Petition bringt Brauipark Affoltern als Alternative ins Spiel

Schulhausneubau Wolhusen: Petition mit 444 Unterschriften gegen das Neubauprojekt

Übergabe der Petition ehemaliger Behördenmitglieder im Stadthaus Affoltern, von links: Gianfranco Rancan, Stadtrat Pascal Santi, Stadtpräsidentin Eveline Fenner, Anita Hausheer, Willi Hagmann und Kurt Dennler. (Bild Werner Schneiter)
Übergabe der Petition ehemaliger Behördenmitglieder im Stadthaus Affoltern, von links: Gianfranco Rancan, Stadtrat Pascal Santi, Stadtpräsidentin Eveline Fenner, Anita Hausheer, Willi Hagmann und Kurt Dennler. (Bild Werner Schneiter)

444 Personen haben eine von ehemaligen Behördenmitgliedern lancierte Petition unterzeichnet, die den Verzicht eines Primarschulhaus-Neubaus Wolhusen in Affoltern verlangt. Als Alternative wird ein 6000 Quadratmeter grosses Areal ins Spiel gebracht, das an den Brauipark grenzt.

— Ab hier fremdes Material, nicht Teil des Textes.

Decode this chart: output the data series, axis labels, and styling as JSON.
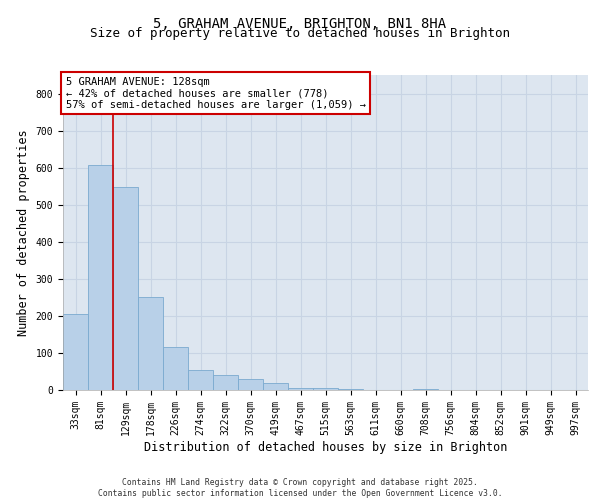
{
  "title_line1": "5, GRAHAM AVENUE, BRIGHTON, BN1 8HA",
  "title_line2": "Size of property relative to detached houses in Brighton",
  "xlabel": "Distribution of detached houses by size in Brighton",
  "ylabel": "Number of detached properties",
  "bar_values": [
    205,
    608,
    548,
    250,
    115,
    55,
    40,
    30,
    20,
    5,
    5,
    2,
    0,
    0,
    2,
    0,
    0,
    0,
    0,
    0,
    0
  ],
  "bin_labels": [
    "33sqm",
    "81sqm",
    "129sqm",
    "178sqm",
    "226sqm",
    "274sqm",
    "322sqm",
    "370sqm",
    "419sqm",
    "467sqm",
    "515sqm",
    "563sqm",
    "611sqm",
    "660sqm",
    "708sqm",
    "756sqm",
    "804sqm",
    "852sqm",
    "901sqm",
    "949sqm",
    "997sqm"
  ],
  "bar_color": "#b8d0e8",
  "bar_edge_color": "#7aaacf",
  "grid_color": "#c8d4e4",
  "bg_color": "#dde6f0",
  "vline_color": "#cc0000",
  "annotation_text": "5 GRAHAM AVENUE: 128sqm\n← 42% of detached houses are smaller (778)\n57% of semi-detached houses are larger (1,059) →",
  "annotation_box_color": "#cc0000",
  "ylim": [
    0,
    850
  ],
  "yticks": [
    0,
    100,
    200,
    300,
    400,
    500,
    600,
    700,
    800
  ],
  "footer_line1": "Contains HM Land Registry data © Crown copyright and database right 2025.",
  "footer_line2": "Contains public sector information licensed under the Open Government Licence v3.0.",
  "title_fontsize": 10,
  "tick_fontsize": 7,
  "axis_label_fontsize": 8.5
}
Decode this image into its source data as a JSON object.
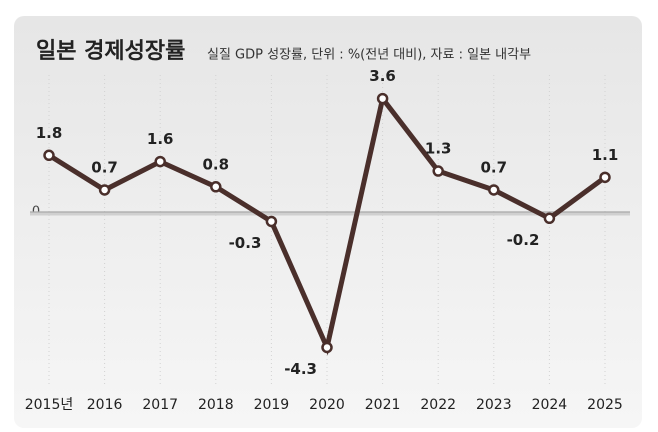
{
  "chart_data": {
    "type": "line",
    "title": "일본 경제성장률",
    "subtitle": "실질 GDP 성장률, 단위 : %(전년 대비), 자료 : 일본 내각부",
    "categories": [
      "2015년",
      "2016",
      "2017",
      "2018",
      "2019",
      "2020",
      "2021",
      "2022",
      "2023",
      "2024",
      "2025"
    ],
    "series": [
      {
        "name": "실질 GDP 성장률",
        "color": "#4a2f2b",
        "values": [
          1.8,
          0.7,
          1.6,
          0.8,
          -0.3,
          -4.3,
          3.6,
          1.3,
          0.7,
          -0.2,
          1.1
        ]
      }
    ],
    "ylim": [
      -5,
      5
    ],
    "yticks": [
      0
    ],
    "grid": true
  }
}
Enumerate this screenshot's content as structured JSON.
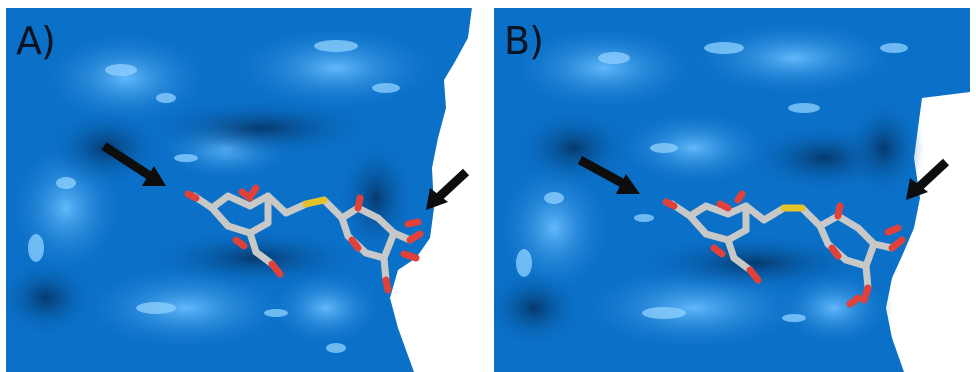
{
  "figure": {
    "panels": [
      {
        "id": "A",
        "label": "A)"
      },
      {
        "id": "B",
        "label": "B)"
      }
    ]
  },
  "colors": {
    "surface": "#0a70c8",
    "surface_highlight": "#4aa6ee",
    "surface_shadow": "#053f80",
    "background": "#ffffff",
    "carbon": "#c8c8c8",
    "oxygen": "#e0413a",
    "sulfur": "#e6c22a",
    "arrow": "#0d0d0d"
  }
}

Treiber für ein neues Schulhaus ist aufgrund einer regen Wohnbautätigkeit die steigende Zahl an Schülerinnen und Schülern. So hat die Stadt Affoltern auf dem Primarschul-Campus ein Neubauprojekt aufgegleist. Dazu haben die Stimmberechtigten am 24. November 2024 einen Projektierungskredit von 3.05 Millionen Franken bewilligt – mit einer 62-Prozent-Mehrheit. Gegen diesen Standort auf dem Areal Chilefeld/Stigeli hat sich nun Opposition gebildet. Einwände gibt es gegen die verkehrstechnische Erschliessung via Butzenstrasse, die über die Pfruendhofstrasse auch das Quartier Chilefeld erschliesst. Aufgrund des Lastwagenverkehrs während der Bauphase werden ausserdem gefährliche Situationen für die Schulkinder befürchtet.

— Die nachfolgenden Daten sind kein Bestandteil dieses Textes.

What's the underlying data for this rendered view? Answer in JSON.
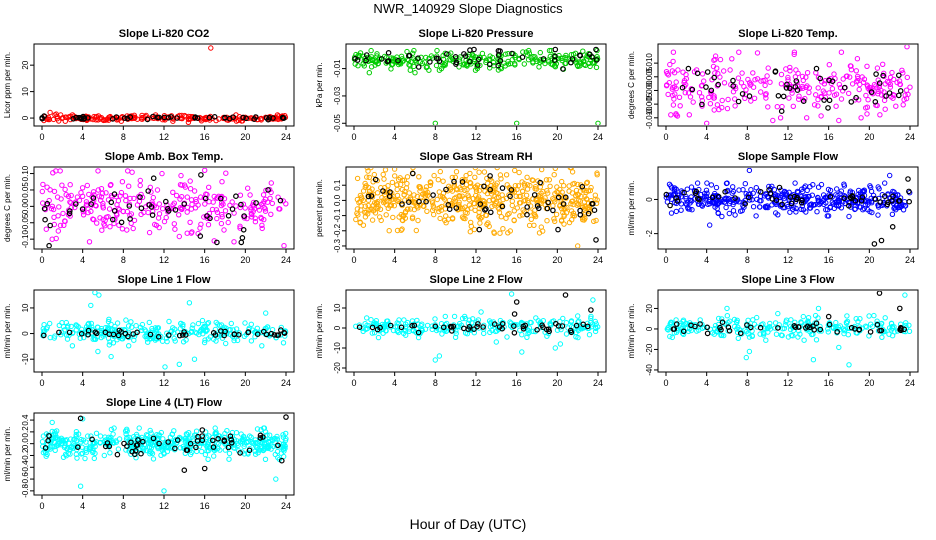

Widerstand formiert sich aber auch aus anderem Grund: Die angestrebte Zentralisierung bedeute erheblich längere Schulwege für Kinder aus den zahlreichen Neubaugebieten – insbesondere aus dem Westen der Stadt, wo der Brauipark mit 113 Miet- und 43 Eigentumswohnungen hochgezogen werde. Kinder seien Gefahren ausgesetzt, wenn sie aus diesem Gebiet bis in den Butzen zur Schule müssten, fürchten die Petitionäre. Für sie besteht eine Alternative, die unmittelbar an den Brauipark grenzt. Dort könnte auf dem 6000 Quadratmeter grossen Areal, das im Besitz der Stadt ist, aus ihrer Sicht ein neues Schulhaus entstehen.

Den Wunsch, das Projekt und den Standort nochmals zu überdenken, brachten die ehemaligen Behördenmitglieder in Form einer von 444 Personen unterzeichneten Petition ins Stadthaus. «Wir sind nicht gegen neuen Schulraum; der ist ausgewiesen. Aber wir sind gegen den geplanten Standort», wurde beim Empfang bei Stadtpräsidentin Eveline Fenner und Stadtrat Pascal Santi bekräftigt. «Drei denkmalgeschützte Schulhäuser durch einen solchen Klumpen zu ergänzen – das geht doch nicht. Der freie Platz gehört den Kindern», so ein Argument bei der Übergabe.

Nicht einfach auf Feld 1 zurück

Das klare Abstimmungsergebnis zum Projektierungskredit sei ein Auftrag der Stimmberechtigten. «Wir können nicht einfach auf Feld eins zurück und einen Volksentscheid kippen. Wir haben eine Vorgabe und auch zeitlichen Druck», so die Stadtpräsidentin. Trotz laufender Planung will sich der Stadtrat mit dem Inhalt der Petition auseinandersetzen. Von Gesetzes wegen muss die Beantwortung der Petition innerhalb eines halben Jahres erfolgen; vorliegend wird das aber nicht so lange dauern.

Inzwischen kam es zu einer Projektänderung. So wird aufgrund neuer Schülerprognosen von fünf auf vier oberirdische Geschosse reduziert, womit der Bau eine Höhe von 17 statt 21 Metern aufweist – für die Petitionäre allerdings kein Grund für eine Kehrtwendung. Für Montag, 26. Oktober, ist eine Informationsveranstaltung geplant.